Ministro do STF, Dias Toffoli

Toffoli se declara suspeito em MS sobre CPI do Master e BRB na Câmara dos Deputados

Há 1 hora
Atualizado quarta-feira, 11 de março de 2026

Da Redação

O ministro Dias Toffoli, do Supremo Tribunal Federal, declarou suspeição por motivo de foro íntimo no Mandado de Segurança 40.791, que pede a instalação de uma CPI na Câmara dos Deputados para investigar supostas fraudes envolvendo o Banco Master e o BRB, e determinou o envio do processo à Presidência da Corte para redistribuição.

Pedido de CPI com mais de 200 assinaturas

O deputado federal Rodrigo Rollemberg protocolou, em 2 de fevereiro de 2026, um requerimento de criação de Comissão Parlamentar de Inquérito — o RCP nº 1/2026 — para apurar irregularidades na relação entre o Banco Master e o Banco Regional de Brasília (BRB).

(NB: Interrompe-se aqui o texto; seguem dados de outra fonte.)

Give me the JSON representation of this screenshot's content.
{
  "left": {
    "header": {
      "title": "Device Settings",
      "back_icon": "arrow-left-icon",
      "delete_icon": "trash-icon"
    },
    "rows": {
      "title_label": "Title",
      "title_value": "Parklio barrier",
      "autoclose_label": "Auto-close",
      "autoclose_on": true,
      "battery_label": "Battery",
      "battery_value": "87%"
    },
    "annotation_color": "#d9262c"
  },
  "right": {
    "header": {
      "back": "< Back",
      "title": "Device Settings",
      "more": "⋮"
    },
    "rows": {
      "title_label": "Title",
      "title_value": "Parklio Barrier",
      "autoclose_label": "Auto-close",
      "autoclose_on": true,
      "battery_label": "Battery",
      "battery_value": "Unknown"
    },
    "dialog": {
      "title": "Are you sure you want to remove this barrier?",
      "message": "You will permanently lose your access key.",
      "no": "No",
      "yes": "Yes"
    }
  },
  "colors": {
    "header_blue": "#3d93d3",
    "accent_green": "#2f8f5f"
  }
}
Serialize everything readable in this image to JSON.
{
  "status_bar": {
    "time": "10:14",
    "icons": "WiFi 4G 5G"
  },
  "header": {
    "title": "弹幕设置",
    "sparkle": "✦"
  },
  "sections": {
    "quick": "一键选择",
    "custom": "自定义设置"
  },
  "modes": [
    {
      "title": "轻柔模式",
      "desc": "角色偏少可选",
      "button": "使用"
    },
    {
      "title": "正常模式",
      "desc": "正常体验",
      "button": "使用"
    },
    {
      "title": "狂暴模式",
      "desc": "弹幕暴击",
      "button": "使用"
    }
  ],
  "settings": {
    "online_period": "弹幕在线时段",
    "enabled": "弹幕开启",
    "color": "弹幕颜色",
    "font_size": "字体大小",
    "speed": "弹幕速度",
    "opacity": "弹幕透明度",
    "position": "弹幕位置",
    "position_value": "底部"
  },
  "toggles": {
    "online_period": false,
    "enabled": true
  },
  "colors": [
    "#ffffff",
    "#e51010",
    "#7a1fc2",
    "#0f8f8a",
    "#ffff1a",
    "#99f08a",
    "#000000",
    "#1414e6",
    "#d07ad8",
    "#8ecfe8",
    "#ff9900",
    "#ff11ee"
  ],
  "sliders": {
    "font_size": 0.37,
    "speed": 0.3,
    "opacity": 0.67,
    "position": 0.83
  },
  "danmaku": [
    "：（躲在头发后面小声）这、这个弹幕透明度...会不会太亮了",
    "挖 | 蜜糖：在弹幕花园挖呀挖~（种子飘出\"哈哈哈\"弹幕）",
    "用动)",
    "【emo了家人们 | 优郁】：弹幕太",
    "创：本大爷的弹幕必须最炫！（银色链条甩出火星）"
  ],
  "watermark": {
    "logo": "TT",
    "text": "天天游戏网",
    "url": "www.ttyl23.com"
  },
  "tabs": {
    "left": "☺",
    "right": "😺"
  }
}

O documento reuniu 201 assinaturas de parlamentares, superando o mínimo constitucional de um terço dos membros da Câmara. O requerimento também apresenta objeto definido e prazo determinado, atendendo aos requisitos do artigo 58, parágrafo 3º, da Constituição Federal.

Presidente da Câmara alegou “fila” de CPIs

Apesar do cumprimento dos critérios legais, o presidente da Câmara dos Deputados, Hugo Motta, declarou publicamente não ser possível instalar a CPI, citando uma suposta ordem cronológica de requerimentos anteriores.

Em resposta, Rollemberg apresentou a Questão de Ordem 363/2026, argumentando que o Regimento Interno da Câmara não prevê tal fila — apenas impede o funcionamento simultâneo de mais de cinco CPIs. Segundo o parlamentar, não há nenhuma CPI em funcionamento na Casa neste momento.

Passados mais de 30 dias do protocolo, o requerimento sequer foi dado como lido, e nenhuma tramitação formal consta nos sistemas da Câmara.

O escândalo do Banco Master

As alegações que motivam o pedido de CPI envolvem o que o ministro da Fazenda, Fernando Haddad, classificou publicamente como possivelmente a maior fraude bancária da história do Brasil, com perdas estimadas em até R$ 55 bilhões.

O Banco Central decretou a liquidação extrajudicial do Banco Master, do Banco Master de Investimento S.A. e do Banco Letsbank S.A. em 18 de novembro de 2025. Outras oito instituições do mesmo conglomerado também foram liquidadas desde então.

Ao menos 18 Regimes Próprios de Previdência Social (RPPS) investiram cerca de R$ 1,876 bilhão em letras financeiras do banco — títulos sem cobertura do Fundo Garantidor de Créditos. O Rioprevidência, do Rio de Janeiro, sozinho, aplicou quase R$ 1 bilhão nesses papéis.

Conexão com o governo do Distrito Federal

O caso também envolve o governador do Distrito Federal, Ibaneis Rocha, que teria se empenhado na tentativa de compra do Banco Master pelo BRB, instituição financeira pública distrital.

A Câmara Legislativa do Distrito Federal chegou a aprovar, em regime de urgência, projeto de lei autorizando a negociação. A operação foi barrada pelo Banco Central diante de suspeitas de irregularidades, o que gerou pedidos de impeachment contra Ibaneis na CLDF.

STF afasta suspeição de Toffoli — mas ele mesmo se declara impedido

Antes de decidir sobre o mérito, Toffoli reproduziu em sua decisão uma nota assinada pelos dez ministros do STF, datada de 12 de fevereiro de 2026, que afastou qualquer hipótese de suspeição ou impedimento do relator nos processos da chamada Operação Compliance Zero.

Ainda assim, ao analisar o mandado de segurança, Toffoli optou por declarar sua própria suspeição por motivo de foro íntimo, com base no artigo 145, parágrafo 1º, do Código de Processo Civil — independentemente da nota coletiva dos colegas.

O processo será redistribuído a outro relator pela Presidência do STF.